Mason continued to listen from his position at the window. Lafroing was showing off his academic knowledge of Caravaggio for Mason’s benefit, so blinded by the need to impress that he was incapable of making a reasoned judgment about the painting’s authenticity.
After another five minutes of posturing, Lafroing came to Mason, smiled, and slapped him on the arms. “One day I assume I’ll read about this,” he said.
“I hope not.”
“Or hear about it on the pompous ass’s television program—Pims.”
“You’ll report to you
r client that it’s the original?”
“Of course. You mentioned the possibility of my taking the painting for a longer look.”
Luther’s heart sank.
“My client’s colleagues asked that I give you this—if I judged the work to be genuine.” He handed Luther an envelope.

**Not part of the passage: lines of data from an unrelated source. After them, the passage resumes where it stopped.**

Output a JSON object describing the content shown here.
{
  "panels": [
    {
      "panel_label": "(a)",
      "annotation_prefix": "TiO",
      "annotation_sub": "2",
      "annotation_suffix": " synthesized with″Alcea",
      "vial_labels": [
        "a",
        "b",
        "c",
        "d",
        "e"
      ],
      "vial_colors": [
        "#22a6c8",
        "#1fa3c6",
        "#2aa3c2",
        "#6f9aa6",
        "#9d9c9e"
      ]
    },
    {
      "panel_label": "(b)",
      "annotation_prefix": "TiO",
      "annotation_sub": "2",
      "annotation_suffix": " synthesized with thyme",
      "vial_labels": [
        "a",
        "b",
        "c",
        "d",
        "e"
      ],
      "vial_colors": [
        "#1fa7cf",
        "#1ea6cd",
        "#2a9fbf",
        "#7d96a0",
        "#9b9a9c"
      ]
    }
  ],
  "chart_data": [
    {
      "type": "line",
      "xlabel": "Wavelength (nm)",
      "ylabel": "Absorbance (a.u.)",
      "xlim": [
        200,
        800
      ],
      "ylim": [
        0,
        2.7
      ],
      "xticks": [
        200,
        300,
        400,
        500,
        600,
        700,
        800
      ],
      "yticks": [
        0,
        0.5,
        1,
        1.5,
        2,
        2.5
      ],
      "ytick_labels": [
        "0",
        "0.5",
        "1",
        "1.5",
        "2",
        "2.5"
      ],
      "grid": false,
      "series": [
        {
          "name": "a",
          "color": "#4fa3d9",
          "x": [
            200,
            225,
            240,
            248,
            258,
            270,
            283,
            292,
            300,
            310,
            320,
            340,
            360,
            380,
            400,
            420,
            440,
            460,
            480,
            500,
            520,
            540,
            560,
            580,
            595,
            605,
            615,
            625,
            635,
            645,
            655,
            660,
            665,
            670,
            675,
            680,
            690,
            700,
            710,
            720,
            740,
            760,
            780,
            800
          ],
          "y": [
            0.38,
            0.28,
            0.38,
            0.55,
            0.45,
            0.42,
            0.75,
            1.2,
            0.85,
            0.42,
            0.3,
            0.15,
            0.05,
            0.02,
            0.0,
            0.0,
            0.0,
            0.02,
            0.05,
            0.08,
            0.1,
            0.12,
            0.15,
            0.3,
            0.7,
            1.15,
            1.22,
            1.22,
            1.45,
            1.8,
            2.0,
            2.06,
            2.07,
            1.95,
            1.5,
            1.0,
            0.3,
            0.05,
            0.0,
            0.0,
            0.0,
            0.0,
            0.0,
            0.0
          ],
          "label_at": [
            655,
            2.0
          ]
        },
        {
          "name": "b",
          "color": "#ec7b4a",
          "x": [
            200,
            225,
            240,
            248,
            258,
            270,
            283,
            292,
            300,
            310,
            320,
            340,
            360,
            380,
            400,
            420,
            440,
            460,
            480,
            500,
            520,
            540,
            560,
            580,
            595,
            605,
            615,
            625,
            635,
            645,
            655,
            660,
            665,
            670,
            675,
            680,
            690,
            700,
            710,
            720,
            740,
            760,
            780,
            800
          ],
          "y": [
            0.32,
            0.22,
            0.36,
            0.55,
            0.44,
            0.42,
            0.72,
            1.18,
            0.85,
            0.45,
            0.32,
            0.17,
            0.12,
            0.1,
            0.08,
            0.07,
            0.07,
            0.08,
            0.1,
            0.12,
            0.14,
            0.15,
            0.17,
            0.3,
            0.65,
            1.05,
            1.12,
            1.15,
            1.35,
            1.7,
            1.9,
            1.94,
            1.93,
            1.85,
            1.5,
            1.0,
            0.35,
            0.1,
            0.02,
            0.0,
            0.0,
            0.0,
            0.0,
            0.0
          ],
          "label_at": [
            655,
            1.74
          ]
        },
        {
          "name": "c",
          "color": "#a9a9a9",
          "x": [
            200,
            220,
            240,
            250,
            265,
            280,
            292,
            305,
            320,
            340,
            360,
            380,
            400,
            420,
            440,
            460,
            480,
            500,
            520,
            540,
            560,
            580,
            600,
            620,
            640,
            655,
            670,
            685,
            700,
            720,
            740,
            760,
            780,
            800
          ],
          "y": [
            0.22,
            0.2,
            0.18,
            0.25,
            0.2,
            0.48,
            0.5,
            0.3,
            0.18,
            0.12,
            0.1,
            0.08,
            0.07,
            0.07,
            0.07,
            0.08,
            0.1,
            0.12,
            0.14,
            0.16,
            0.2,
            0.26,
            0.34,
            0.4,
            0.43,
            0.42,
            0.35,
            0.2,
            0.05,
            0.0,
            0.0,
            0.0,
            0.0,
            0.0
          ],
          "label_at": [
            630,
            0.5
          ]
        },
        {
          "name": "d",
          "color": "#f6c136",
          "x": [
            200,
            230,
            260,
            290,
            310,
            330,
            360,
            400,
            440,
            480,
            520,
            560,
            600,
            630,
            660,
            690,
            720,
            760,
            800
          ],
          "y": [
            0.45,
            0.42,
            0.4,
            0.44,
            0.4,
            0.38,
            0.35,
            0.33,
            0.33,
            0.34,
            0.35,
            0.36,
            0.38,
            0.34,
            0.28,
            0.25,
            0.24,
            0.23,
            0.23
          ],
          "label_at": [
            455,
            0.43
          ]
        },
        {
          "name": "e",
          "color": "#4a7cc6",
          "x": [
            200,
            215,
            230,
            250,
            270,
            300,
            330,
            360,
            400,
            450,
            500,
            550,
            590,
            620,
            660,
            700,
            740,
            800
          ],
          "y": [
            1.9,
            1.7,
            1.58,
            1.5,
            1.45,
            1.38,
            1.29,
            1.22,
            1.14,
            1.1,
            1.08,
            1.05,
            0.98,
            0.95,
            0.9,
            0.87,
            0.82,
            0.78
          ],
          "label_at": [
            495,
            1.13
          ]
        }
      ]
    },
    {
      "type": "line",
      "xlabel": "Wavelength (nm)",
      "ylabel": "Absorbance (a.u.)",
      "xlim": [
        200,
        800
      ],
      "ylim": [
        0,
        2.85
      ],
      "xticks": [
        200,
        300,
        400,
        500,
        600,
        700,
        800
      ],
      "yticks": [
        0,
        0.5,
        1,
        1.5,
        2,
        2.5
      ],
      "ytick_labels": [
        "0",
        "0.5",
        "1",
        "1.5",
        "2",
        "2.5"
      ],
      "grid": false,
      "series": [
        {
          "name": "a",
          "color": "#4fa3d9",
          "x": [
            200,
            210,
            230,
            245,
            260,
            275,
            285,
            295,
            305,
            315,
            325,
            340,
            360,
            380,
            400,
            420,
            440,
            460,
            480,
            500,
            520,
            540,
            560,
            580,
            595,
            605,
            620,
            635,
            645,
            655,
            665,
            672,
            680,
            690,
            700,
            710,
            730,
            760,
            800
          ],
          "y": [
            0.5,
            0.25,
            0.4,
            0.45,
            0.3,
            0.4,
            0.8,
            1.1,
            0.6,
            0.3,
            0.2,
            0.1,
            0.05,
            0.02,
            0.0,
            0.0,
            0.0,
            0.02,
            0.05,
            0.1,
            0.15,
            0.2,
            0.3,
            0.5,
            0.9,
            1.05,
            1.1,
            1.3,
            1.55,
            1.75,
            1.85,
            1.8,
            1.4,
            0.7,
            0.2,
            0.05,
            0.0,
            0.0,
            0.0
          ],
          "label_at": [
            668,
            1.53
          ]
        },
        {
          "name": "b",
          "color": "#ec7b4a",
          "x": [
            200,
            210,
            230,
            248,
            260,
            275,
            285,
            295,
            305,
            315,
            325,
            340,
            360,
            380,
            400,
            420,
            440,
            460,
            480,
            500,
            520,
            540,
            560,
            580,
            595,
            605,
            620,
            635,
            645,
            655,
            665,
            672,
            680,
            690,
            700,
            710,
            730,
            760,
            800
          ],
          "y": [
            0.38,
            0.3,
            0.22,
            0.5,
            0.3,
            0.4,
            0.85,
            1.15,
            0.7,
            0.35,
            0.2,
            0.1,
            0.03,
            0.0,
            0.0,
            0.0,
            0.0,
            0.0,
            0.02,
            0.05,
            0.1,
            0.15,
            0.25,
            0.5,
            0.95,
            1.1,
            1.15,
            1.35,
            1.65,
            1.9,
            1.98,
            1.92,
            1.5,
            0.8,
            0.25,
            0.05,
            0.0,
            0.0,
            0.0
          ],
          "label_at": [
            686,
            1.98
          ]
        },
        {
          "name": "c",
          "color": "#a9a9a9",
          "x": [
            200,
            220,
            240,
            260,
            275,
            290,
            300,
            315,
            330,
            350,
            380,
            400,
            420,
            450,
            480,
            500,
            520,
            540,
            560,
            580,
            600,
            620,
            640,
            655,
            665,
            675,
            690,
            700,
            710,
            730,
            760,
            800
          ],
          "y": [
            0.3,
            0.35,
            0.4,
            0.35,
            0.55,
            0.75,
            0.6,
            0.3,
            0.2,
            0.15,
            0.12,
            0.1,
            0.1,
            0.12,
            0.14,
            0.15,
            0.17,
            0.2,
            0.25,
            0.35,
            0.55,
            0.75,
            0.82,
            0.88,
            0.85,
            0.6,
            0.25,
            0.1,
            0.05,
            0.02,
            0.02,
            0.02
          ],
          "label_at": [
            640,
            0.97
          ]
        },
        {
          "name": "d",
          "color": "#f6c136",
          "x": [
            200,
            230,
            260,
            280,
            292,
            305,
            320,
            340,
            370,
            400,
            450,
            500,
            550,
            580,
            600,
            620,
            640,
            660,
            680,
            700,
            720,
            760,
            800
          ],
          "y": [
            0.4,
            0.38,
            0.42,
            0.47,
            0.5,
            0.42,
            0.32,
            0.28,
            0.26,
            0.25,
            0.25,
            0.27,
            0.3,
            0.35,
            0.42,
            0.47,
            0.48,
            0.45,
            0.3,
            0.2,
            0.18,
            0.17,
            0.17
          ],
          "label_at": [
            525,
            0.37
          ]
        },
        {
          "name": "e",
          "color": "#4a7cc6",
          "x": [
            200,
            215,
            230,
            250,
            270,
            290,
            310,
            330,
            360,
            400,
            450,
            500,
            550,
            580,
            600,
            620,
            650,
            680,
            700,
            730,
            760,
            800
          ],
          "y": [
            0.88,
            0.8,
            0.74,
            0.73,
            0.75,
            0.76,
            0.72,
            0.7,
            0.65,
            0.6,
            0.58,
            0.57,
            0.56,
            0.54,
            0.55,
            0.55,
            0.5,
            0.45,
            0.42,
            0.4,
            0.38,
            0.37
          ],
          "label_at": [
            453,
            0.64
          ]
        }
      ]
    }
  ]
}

Luther opened it. Inside was fifty thousand dollars and a letter:
I have instructed my representative to give you this cash if everything is in order and to take the painting with him. An equal sum will be delivered to you tomorrow at a place you designate. In addition, nine hundred thousand dollars will be deposited in a Swiss bank account bearing your name. The name of the bank and the account number will be sent to you. All, of course, dependent upon the final validation of the painting.
“Care to share what it says?” Lafroing asked.
“What? No. I really can’t, Peter. Sorry. It says you are to take the painting with you. That’s fine. The arrangements are fine.”
Lafroing laughed. “I must admit, Luther, I never would have dreamed that you were capable of—well, of pulling off such a monumental theft. Awesome.”
“Not something of which I’m especially proud, Peter. It just happened.”
“Just happened or not, I am impressed. I take it you are now a rich man.”
“Of course. Why else would I have done this except for money?”
“I can’t think of another reason,” said Lafroing. “If I had the opportunity, I’d do the same. Take the money and run, thumbing my nose at the world all the way. Congratulations, Luther. Drop me a postcard now and then.”
Lafroing started to rewrap the painting.
“Careful with that,” Mason said. “Don’t let it get wet.”
“I will, I will. There’ll be no rain on Caravaggio this night.”
“How did you get here?” Mason asked after they’d left the building and Lafroing had secured the door.
“My client’s colleagues. They’re waiting for me around the corner. Ride?”
“No. I need a walk.”
“In this weather?”
“I like the rain. Good night, Peter. And please tell your client I’m pleased Caravaggio’s greatest work is in good hands.”